From the moment their escape capsules enter the atmosphere of Vesta, the characters in Scavengers Reign become participants in its ecosystem. Sometimes—not often—they're able to turn it to their advantage. Sometimes they're hunted or parasitized. The greatest danger, always, is the illegibility of Vesta's life. It's tempting to call the creatures "bizarre", "fantastical", and so on, but the greater triumph of the show's design is that a given creature's threat is often impossible to estimate until it's too late.
Scavengers Reign's creatures are no more immune to being disrupted by alien encounters than its human cast is. A major subplot revolves around a darkly symbiotic bond between a one of the marooned humans and lumpy little predator with telepathic and telekinetic powers, and by the end of the series, this relationship has turned the creature into a hulking, lumbering horror, ravenous and miserable. The two organisms have destabilized each other. Vesta's nature is as indifferent to the well-being of its constituents as it is to that of its visitors.

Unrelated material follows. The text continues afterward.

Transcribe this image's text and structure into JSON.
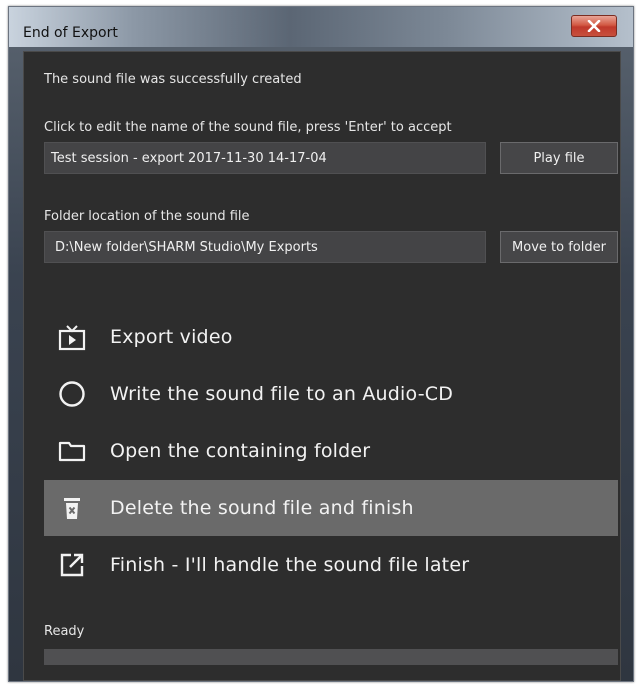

Vesta’s inscrutable organisms are a reminder that the legibility of our own ecosystem is largely an illusion. Any biologist will tell you that for as much as we know about how life works, there's more that we don't. Most of us live in cities where the lie of a neutered ecology is most completely maintained, but it's still a lie. Nature cannot be unwilded. Nature is what is; we are part of it, we are made of its matter, we embody its processes, and there is only ever one way out.